Entretanto, como a carta de concessão materializa ato revestido de presunção de legitimidade, não deve ser afastada a hipótese de que tais problemas decorreram de falhas atribuíveis à própria entidade previdenciária (extravio do processo concessivo, inexatidão de dados cadastrais de várias empresas sobre ex-funcionários, dentre outros).
Concluída a auditoria, duas situações podem surgir: uma, a fraude se apresenta, já neste momento, inequivocamente comprovada, parecendo, nesta hipótese, lógico e razoável que se suspenda, de imediato, todo e qualquer pagamento; a segunda, são apurados meros indícios de irregularidade, caso em que o INSS costuma, ainda que posteriormente à notificação do segurado, suspender provisoriamente o benefício, que somente será cancelado ao final do procedimento.
Pretendendo evitar as injustiças que facilmente podem ocorrer nessas situações, o art. 69 da Lei nº 8.213, com a redação da Lei nº 9.528/97 (conversão da MP nº 1.523), estabeleceu procedimento que, para assegurar o contraditório, garante ao administrado a oportunidade de se manifestar logo após a auditoria (antes de qualquer suspensão, portanto), e entre a suspensão e o efetivo cancelamento.
Art. 69. O Ministério da Previdência e Assistência Social e o Instituto do Seguro Social – INSS manterão programa permanente de revisão da concessão e da manutenção dos benefícios da Previdência Social, a fim de apurar irregularidades e falhas existentes.
§1º. Havendo indício de irregularidade na concessão ou na manutenção do benefício, a Previdência Social notificará o beneficiário para apresentar defesa, provas ou documentação que dispuser, no prazo de trinta dias.
§2º. A notificação a que se refere o parágrafo anterior far-se-á por via postal com aviso de recebimento e, não comparecendo o beneficiário nem apresentando defesa, será suspenso o benefício, com notificação ao beneficiário por edital resumido publicado uma vez em jornal de circulação na localidade.
§3º. Decorrido o prazo concedido pela notificação postal ou pelo edital, sem que tenha havido resposta ou caso seja considerada pela Previdência Social como insuficiente ou improcedente a defesa apresentada, o benefício será cancelado, dando-se conhecimento da decisão ao beneficiário.
Creio, não obstante, que o procedimento assim estruturado não realiza satisfatoriamente a garantia constitucional da ampla defesa, principalmente em se tratando de mera alegação de conversão indevida de tempo de serviço especial.
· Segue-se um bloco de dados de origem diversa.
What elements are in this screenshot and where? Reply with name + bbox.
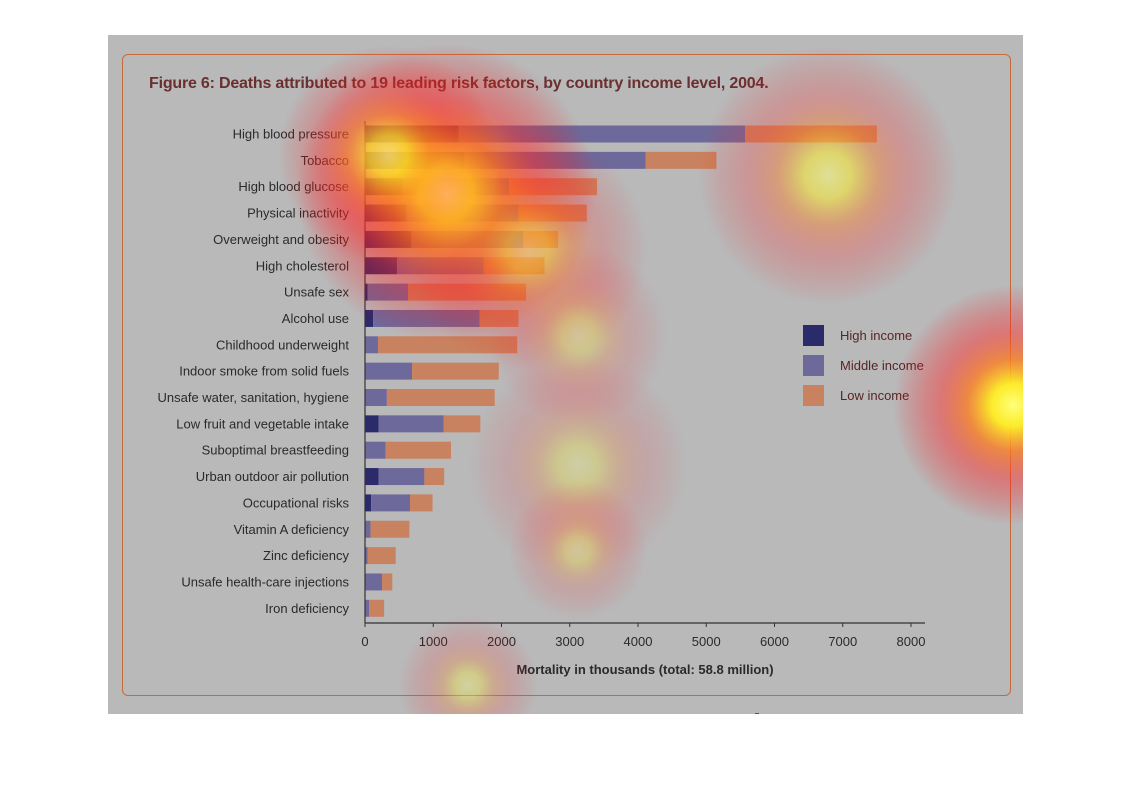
- bar-middle-income: [373, 309, 480, 327]
- category-label: Zinc deficiency: [263, 548, 349, 563]
- bar-low-income: [523, 230, 559, 248]
- bar-low-income: [518, 204, 587, 222]
- category-label: Childhood underweight: [216, 337, 349, 352]
- category-label: Indoor smoke from solid fuels: [179, 364, 349, 379]
- category-label: High blood pressure: [233, 127, 349, 142]
- bar-middle-income: [365, 441, 386, 459]
- category-label: Tobacco: [301, 153, 349, 168]
- bar-low-income: [645, 151, 717, 169]
- bar-high-income: [365, 494, 372, 512]
- bar-middle-income: [411, 230, 524, 248]
- bar-high-income: [365, 468, 379, 486]
- bar-low-income: [424, 468, 445, 486]
- category-label: Overweight and obesity: [213, 232, 349, 247]
- bar-low-income: [385, 441, 451, 459]
- bar-high-income: [365, 309, 374, 327]
- bar-low-income: [412, 362, 499, 380]
- x-tick-label: 5000: [692, 634, 721, 649]
- legend-label: High income: [840, 328, 912, 343]
- category-label: High blood glucose: [238, 179, 349, 194]
- category-label: Iron deficiency: [265, 601, 349, 616]
- bar-middle-income: [464, 151, 646, 169]
- bar-low-income: [407, 283, 527, 301]
- bar-middle-income: [458, 125, 746, 143]
- bar-middle-income: [403, 178, 510, 196]
- legend-label: Low income: [840, 388, 909, 403]
- bar-middle-income: [365, 599, 370, 617]
- bar-middle-income: [371, 494, 411, 512]
- bar-high-income: [365, 178, 404, 196]
- bar-high-income: [365, 415, 379, 433]
- bar-low-income: [382, 573, 393, 591]
- bar-middle-income: [365, 547, 368, 565]
- bar-high-income: [365, 257, 398, 275]
- legend-swatch: [803, 385, 824, 406]
- x-tick-label: 4000: [624, 634, 653, 649]
- x-tick-label: 6000: [760, 634, 789, 649]
- category-label: Suboptimal breastfeeding: [202, 443, 349, 458]
- bar-low-income: [745, 125, 877, 143]
- category-label: Unsafe health-care injections: [181, 574, 349, 589]
- bar-low-income: [443, 415, 481, 433]
- bar-high-income: [365, 230, 412, 248]
- legend-swatch: [803, 355, 824, 376]
- bar-low-income: [386, 389, 495, 406]
- category-label: High cholesterol: [256, 258, 349, 273]
- bar-middle-income: [397, 257, 484, 275]
- bar-low-income: [367, 547, 396, 565]
- x-tick-label: 3000: [555, 634, 584, 649]
- bar-low-income: [370, 520, 410, 538]
- bar-middle-income: [365, 520, 371, 538]
- bar-middle-income: [365, 362, 413, 380]
- bar-low-income: [377, 336, 518, 354]
- legend-label: Middle income: [840, 358, 924, 373]
- bottom-mark: [755, 713, 759, 714]
- bar-low-income: [509, 178, 598, 196]
- bar-low-income: [479, 309, 519, 327]
- legend-swatch: [803, 325, 824, 346]
- bar-high-income: [365, 151, 465, 169]
- bar-low-income: [369, 599, 385, 617]
- bar-chart: High blood pressure Tobacco High blood glu…: [157, 121, 926, 677]
- x-tick-label: 7000: [828, 634, 857, 649]
- x-tick-label: 1000: [419, 634, 448, 649]
- x-tick-label: 2000: [487, 634, 516, 649]
- bar-middle-income: [406, 204, 519, 222]
- category-label: Vitamin A deficiency: [234, 522, 350, 537]
- bar-middle-income: [365, 573, 383, 591]
- category-label: Urban outdoor air pollution: [196, 469, 349, 484]
- category-label: Alcohol use: [282, 311, 349, 326]
- bar-middle-income: [365, 389, 387, 406]
- category-label: Low fruit and vegetable intake: [176, 416, 349, 431]
- bar-high-income: [365, 204, 407, 222]
- x-tick-label: 8000: [897, 634, 926, 649]
- category-label: Occupational risks: [243, 495, 350, 510]
- x-axis-title: Mortality in thousands (total: 58.8 mill…: [516, 662, 773, 677]
- category-label: Unsafe water, sanitation, hygiene: [157, 390, 349, 405]
- category-label: Physical inactivity: [247, 206, 349, 221]
- x-tick-label: 0: [361, 634, 368, 649]
- bar-middle-income: [365, 336, 378, 354]
- bar-high-income: [365, 125, 459, 143]
- category-label: Unsafe sex: [284, 285, 350, 300]
- bar-low-income: [410, 494, 433, 512]
- bar-middle-income: [367, 283, 408, 301]
- bar-middle-income: [378, 415, 444, 433]
- figure-panel: Figure 6: Deaths attributed to 19 leadin…: [108, 35, 1023, 714]
- bar-low-income: [483, 257, 545, 275]
- bar-middle-income: [378, 468, 425, 486]
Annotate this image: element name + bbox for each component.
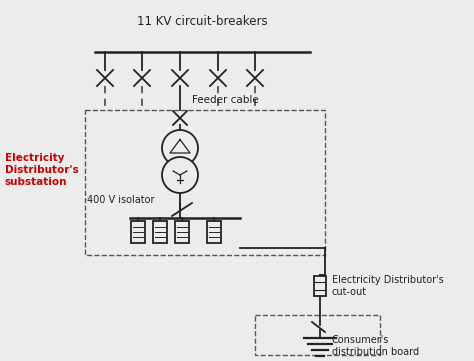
Bar [153,221,167,243]
Text: 400 V isolator: 400 V isolator [87,195,155,205]
Bar [131,221,145,243]
Bar [255,315,380,355]
Text: Electricity
Distributor's
substation: Electricity Distributor's substation [5,153,79,187]
Text: Consumer's
distribution board: Consumer's distribution board [332,335,419,357]
Bar [207,221,221,243]
Bar [314,276,326,296]
Circle shape [162,157,198,193]
Text: Feeder cable: Feeder cable [192,95,259,105]
Bar [175,221,189,243]
Text: Electricity Distributor's
cut-out: Electricity Distributor's cut-out [332,275,444,297]
Bar [85,110,325,255]
Circle shape [162,130,198,166]
Text: 11 KV circuit-breakers: 11 KV circuit-breakers [137,15,268,28]
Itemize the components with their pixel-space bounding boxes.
Notificação prévia nunca será motivo suficiente a ensejar a suspensão, mesmo que provisória, do benefício, cuja percepção constitui direito revestido de caráter alimentar. Se o INSS não foi diligente no ato da concessão, nem por isso está autorizado a inverter o ônus da prova e exigir do segurado a apresentação dos documentos que entender suficientes.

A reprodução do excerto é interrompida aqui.